The options offered to affiliates were:

  1. Maintain the status quo and allow individual threat groups to decide on the ransom amount
  2. Set a minimum payment of 3% of victims' annual revenue with the option of a 50% discount
  3. A new rule where affiliates can only grant a 50% discount on the original ransom price
  4. No payment accepted below the victim's maximum ransomware insurance policy
  5. A minimum payment of 50% of the victim's ransomware insurance policy to be accepted

Already, one affiliate dubbed the National Hazard Agency has said it will not accept less than 3% of victims' annual revenue and has vowed to destroy data if negotiators try to bargain them down.

The debate highlights the struggle ransomware groups are having in monetizing their attacks but could also signal a new hard line on payments, which may harm victims financially.

Apple patched new zero-day bugs being exploited to deliver commercial spyware

Top takeaways:

  • Apple has patched two zero-day vulnerabilities used to deploy spyware to victims
  • The U.S. government has ordered all federal agencies to patch urgently
  • The exploits work with no user interaction on the latest iPhones

Apple was forced to patch two critical zero-day vulnerabilities exploited in the wild to deliver Pegasus spyware from notorious cyber mercenary firm NSO Group. Non-profit Citizen Lab said it discovered the "BlastPass" exploit chain after detecting spyware on the device of "an individual employed by a Washington, DC-based civil society organization with international offices." The two WebP Codec vulnerabilities are buffer overflow bug CVE-2023-41064, which affects the ImageIO framework, and CVE-2023-41061, a validation issue in Apple Wallet. Google updated the Chrome browser for an additional WebP vulnerability, CVE-2023-4863. Both have been added to CISA's Known Exploited Vulnerabilities Catalog.

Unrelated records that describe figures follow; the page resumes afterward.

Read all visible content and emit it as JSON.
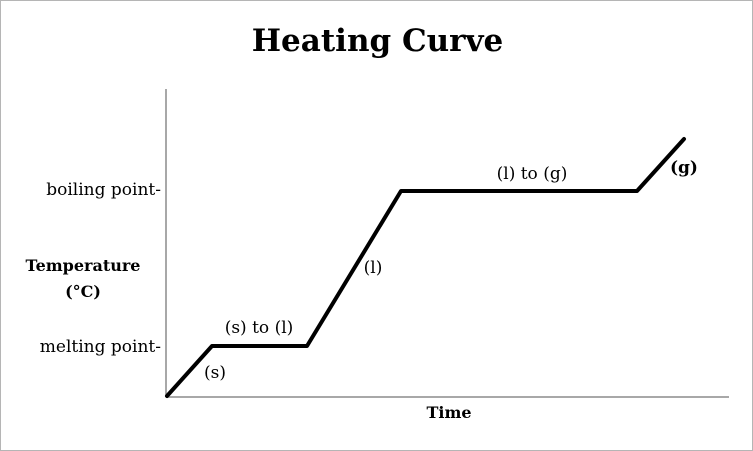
{
  "title": "Heating Curve",
  "ylabel_line1": "Temperature",
  "ylabel_line2": "(°C)",
  "xlabel": "Time",
  "y_ticks": {
    "boiling": "boiling point-",
    "melting": "melting point-"
  },
  "phase_labels": {
    "solid": "(s)",
    "solid_to_liquid": "(s) to (l)",
    "liquid": "(l)",
    "liquid_to_gas": "(l) to (g)",
    "gas": "(g)"
  },
  "colors": {
    "line": "#000000",
    "axis": "#8c8c8c",
    "border": "#b5b5b5"
  }
}
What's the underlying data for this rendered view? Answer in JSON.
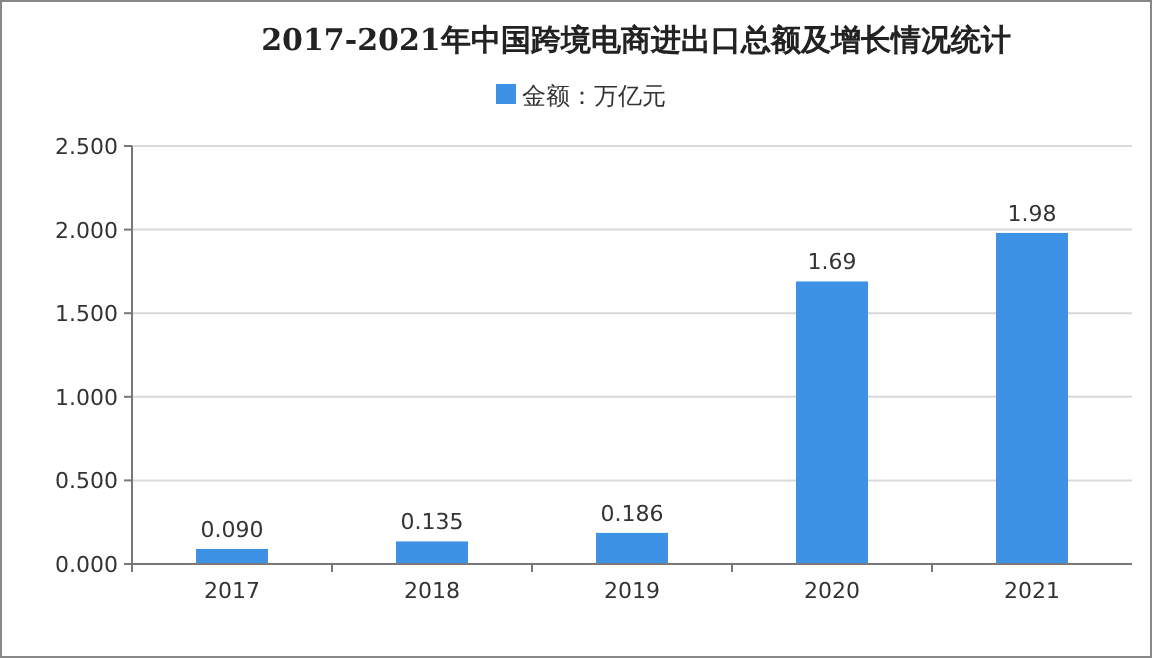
{
  "chart_data": {
    "type": "bar",
    "title": "2017-2021年中国跨境电商进出口总额及增长情况统计",
    "categories": [
      "2017",
      "2018",
      "2019",
      "2020",
      "2021"
    ],
    "series": [
      {
        "name": "金额：万亿元",
        "color": "#3d92e6",
        "values": [
          0.09,
          0.135,
          0.186,
          1.69,
          1.98
        ],
        "value_labels": [
          "0.090",
          "0.135",
          "0.186",
          "1.69",
          "1.98"
        ]
      }
    ],
    "ylim": [
      0,
      2.5
    ],
    "yticks": [
      {
        "value": 0,
        "label": "0.000"
      },
      {
        "value": 0.5,
        "label": "0.500"
      },
      {
        "value": 1,
        "label": "1.000"
      },
      {
        "value": 1.5,
        "label": "1.500"
      },
      {
        "value": 2,
        "label": "2.000"
      },
      {
        "value": 2.5,
        "label": "2.500"
      }
    ],
    "grid": "y",
    "legend": "top"
  }
}
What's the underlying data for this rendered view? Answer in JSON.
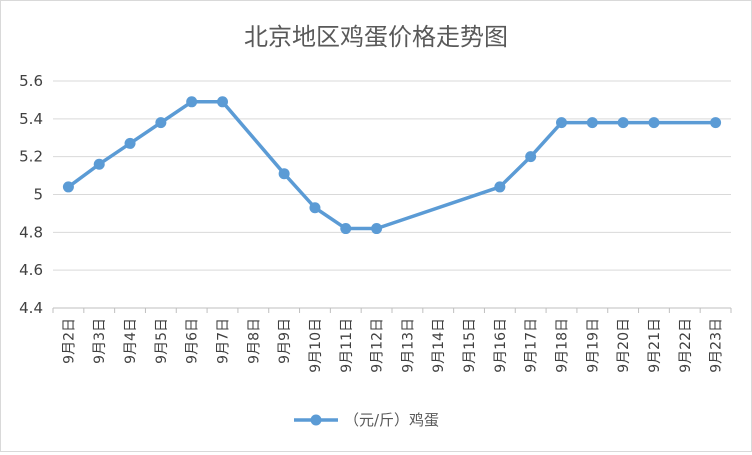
{
  "chart_data": {
    "type": "line",
    "title": "北京地区鸡蛋价格走势图",
    "xlabel": "",
    "ylabel": "",
    "categories": [
      "9月2日",
      "9月3日",
      "9月4日",
      "9月5日",
      "9月6日",
      "9月7日",
      "9月8日",
      "9月9日",
      "9月10日",
      "9月11日",
      "9月12日",
      "9月13日",
      "9月14日",
      "9月15日",
      "9月16日",
      "9月17日",
      "9月18日",
      "9月19日",
      "9月20日",
      "9月21日",
      "9月22日",
      "9月23日"
    ],
    "series": [
      {
        "name": "（元/斤）鸡蛋",
        "color": "#5b9bd5",
        "values": [
          5.04,
          5.16,
          5.27,
          5.38,
          5.49,
          5.49,
          null,
          5.11,
          4.93,
          4.82,
          4.82,
          null,
          null,
          null,
          5.04,
          5.2,
          5.38,
          5.38,
          5.38,
          5.38,
          null,
          5.38
        ]
      }
    ],
    "ylim": [
      4.4,
      5.6
    ],
    "yticks": [
      "4.4",
      "4.6",
      "4.8",
      "5",
      "5.2",
      "5.4",
      "5.6"
    ],
    "grid": true,
    "legend": "bottom"
  }
}
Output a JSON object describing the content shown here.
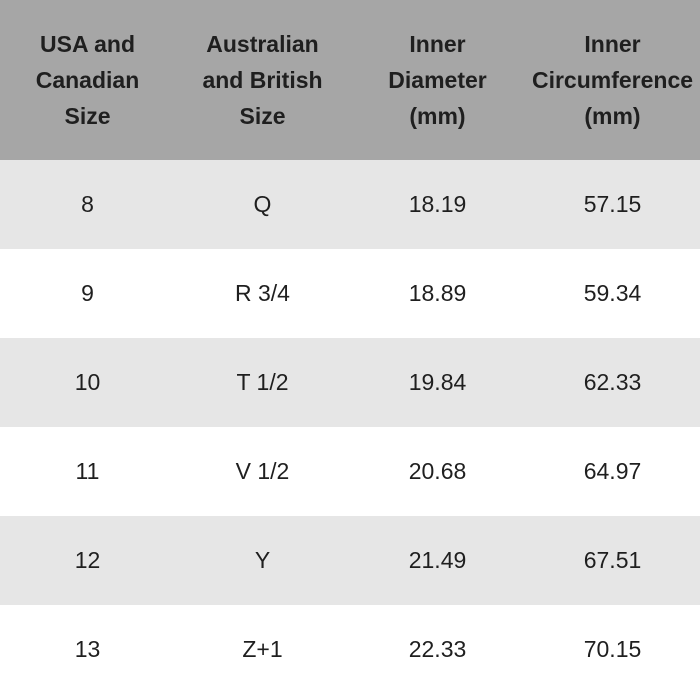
{
  "headers": [
    [
      "USA and",
      "Canadian",
      "Size"
    ],
    [
      "Australian",
      "and British",
      "Size"
    ],
    [
      "Inner",
      "Diameter",
      "(mm)"
    ],
    [
      "Inner",
      "Circumference",
      "(mm)"
    ]
  ],
  "rows": [
    [
      "8",
      "Q",
      "18.19",
      "57.15"
    ],
    [
      "9",
      "R 3/4",
      "18.89",
      "59.34"
    ],
    [
      "10",
      "T 1/2",
      "19.84",
      "62.33"
    ],
    [
      "11",
      "V 1/2",
      "20.68",
      "64.97"
    ],
    [
      "12",
      "Y",
      "21.49",
      "67.51"
    ],
    [
      "13",
      "Z+1",
      "22.33",
      "70.15"
    ]
  ]
}
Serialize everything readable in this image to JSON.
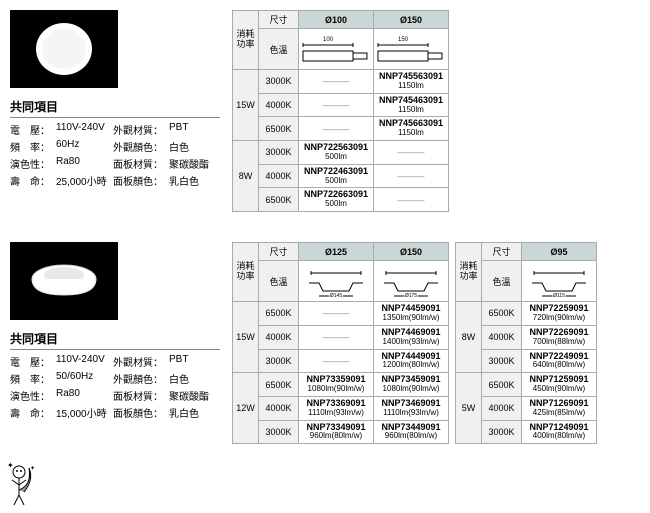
{
  "section1": {
    "common_title": "共同項目",
    "specs": [
      {
        "l": "電　壓：",
        "v": "110V-240V",
        "l2": "外觀材質：",
        "v2": "PBT"
      },
      {
        "l": "頻　率：",
        "v": "60Hz",
        "l2": "外觀顏色：",
        "v2": "白色"
      },
      {
        "l": "演色性：",
        "v": "Ra80",
        "l2": "面板材質：",
        "v2": "聚碳酸酯"
      },
      {
        "l": "壽　命：",
        "v": "25,000小時",
        "l2": "面板顏色：",
        "v2": "乳白色"
      }
    ],
    "table": {
      "side_label": "消耗功率",
      "size_label": "尺寸",
      "temp_label": "色溫",
      "cols": [
        "Ø100",
        "Ø150"
      ],
      "dims": [
        "100",
        "150"
      ],
      "groups": [
        {
          "w": "15W",
          "rows": [
            {
              "t": "3000K",
              "c": [
                "—",
                {
                  "m": "NNP745563091",
                  "lm": "1150lm"
                }
              ]
            },
            {
              "t": "4000K",
              "c": [
                "—",
                {
                  "m": "NNP745463091",
                  "lm": "1150lm"
                }
              ]
            },
            {
              "t": "6500K",
              "c": [
                "—",
                {
                  "m": "NNP745663091",
                  "lm": "1150lm"
                }
              ]
            }
          ]
        },
        {
          "w": "8W",
          "rows": [
            {
              "t": "3000K",
              "c": [
                {
                  "m": "NNP722563091",
                  "lm": "500lm"
                },
                "—"
              ]
            },
            {
              "t": "4000K",
              "c": [
                {
                  "m": "NNP722463091",
                  "lm": "500lm"
                },
                "—"
              ]
            },
            {
              "t": "6500K",
              "c": [
                {
                  "m": "NNP722663091",
                  "lm": "500lm"
                },
                "—"
              ]
            }
          ]
        }
      ]
    }
  },
  "section2": {
    "common_title": "共同項目",
    "specs": [
      {
        "l": "電　壓：",
        "v": "110V-240V",
        "l2": "外觀材質：",
        "v2": "PBT"
      },
      {
        "l": "頻　率：",
        "v": "50/60Hz",
        "l2": "外觀顏色：",
        "v2": "白色"
      },
      {
        "l": "演色性：",
        "v": "Ra80",
        "l2": "面板材質：",
        "v2": "聚碳酸酯"
      },
      {
        "l": "壽　命：",
        "v": "15,000小時",
        "l2": "面板顏色：",
        "v2": "乳白色"
      }
    ],
    "tableA": {
      "side_label": "消耗功率",
      "size_label": "尺寸",
      "temp_label": "色溫",
      "cols": [
        "Ø125",
        "Ø150"
      ],
      "dims": [
        "Ø145",
        "Ø175"
      ],
      "groups": [
        {
          "w": "15W",
          "rows": [
            {
              "t": "6500K",
              "c": [
                "—",
                {
                  "m": "NNP74459091",
                  "lm": "1350lm(90lm/w)"
                }
              ]
            },
            {
              "t": "4000K",
              "c": [
                "—",
                {
                  "m": "NNP74469091",
                  "lm": "1400lm(93lm/w)"
                }
              ]
            },
            {
              "t": "3000K",
              "c": [
                "—",
                {
                  "m": "NNP74449091",
                  "lm": "1200lm(80lm/w)"
                }
              ]
            }
          ]
        },
        {
          "w": "12W",
          "rows": [
            {
              "t": "6500K",
              "c": [
                {
                  "m": "NNP73359091",
                  "lm": "1080lm(90lm/w)"
                },
                {
                  "m": "NNP73459091",
                  "lm": "1080lm(90lm/w)"
                }
              ]
            },
            {
              "t": "4000K",
              "c": [
                {
                  "m": "NNP73369091",
                  "lm": "1110lm(93lm/w)"
                },
                {
                  "m": "NNP73469091",
                  "lm": "1110lm(93lm/w)"
                }
              ]
            },
            {
              "t": "3000K",
              "c": [
                {
                  "m": "NNP73349091",
                  "lm": "960lm(80lm/w)"
                },
                {
                  "m": "NNP73449091",
                  "lm": "960lm(80lm/w)"
                }
              ]
            }
          ]
        }
      ]
    },
    "tableB": {
      "side_label": "消耗功率",
      "size_label": "尺寸",
      "temp_label": "色溫",
      "cols": [
        "Ø95"
      ],
      "dims": [
        "Ø115"
      ],
      "groups": [
        {
          "w": "8W",
          "rows": [
            {
              "t": "6500K",
              "c": [
                {
                  "m": "NNP72259091",
                  "lm": "720lm(90lm/w)"
                }
              ]
            },
            {
              "t": "4000K",
              "c": [
                {
                  "m": "NNP72269091",
                  "lm": "700lm(88lm/w)"
                }
              ]
            },
            {
              "t": "3000K",
              "c": [
                {
                  "m": "NNP72249091",
                  "lm": "640lm(80lm/w)"
                }
              ]
            }
          ]
        },
        {
          "w": "5W",
          "rows": [
            {
              "t": "6500K",
              "c": [
                {
                  "m": "NNP71259091",
                  "lm": "450lm(90lm/w)"
                }
              ]
            },
            {
              "t": "4000K",
              "c": [
                {
                  "m": "NNP71269091",
                  "lm": "425lm(85lm/w)"
                }
              ]
            },
            {
              "t": "3000K",
              "c": [
                {
                  "m": "NNP71249091",
                  "lm": "400lm(80lm/w)"
                }
              ]
            }
          ]
        }
      ]
    }
  }
}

It is claimed that Apple devices in lockdown mode are protected from BlastPass. However, all users are urged to update their devices, as they could enable threat actors to silently deploy spyware to a user's device without requiring interaction. NSO Group is one of many commercial spyware makers that develop such exploits for government clients.

North Korea's Lazarus Group has stolen tens of millions of dollars from two new crypto firms

Top takeaways:

  • North Korea's Lazarus Group was blamed for new cyber heists impacting the crypto industry
  • They affected crypto casino and exchange CoinEx
  • The funds are likely to fund the Kim Jong Un regime's weapons and nuclear program

North Korea's prolific Lazarus threat group has been blamed for several new raids on cryptocurrency firms, which netted more than $100 million. The FBI attributed a September 4 heist at crypto casino The attack enabled hackers to steal $41 million in Ethereum, Binance Smart Chain (BSC) and Polygon from the firm's hot wallets. A later attack on crypto-exchange CoinEx resulted in a $53 million loss and stemmed from a hot wallet private key that got into the wrong hands. That was also attributed to North Korea.

Lazarus is one of several groups working to collect funds for the Kim Jong Un regime's missile and nuclear programs. It has already been blamed for several attacks earlier this year, including Atomic Wallet ($35 million), Alphapo ($60 million) and CoinsPaid ($37 million). That brings the total haul for 2023 to $226 million, although it could be even greater. Given the recent decision by North Korea to send arms to Russia, these cybersecurity breaches also have a significant geopolitical dimension.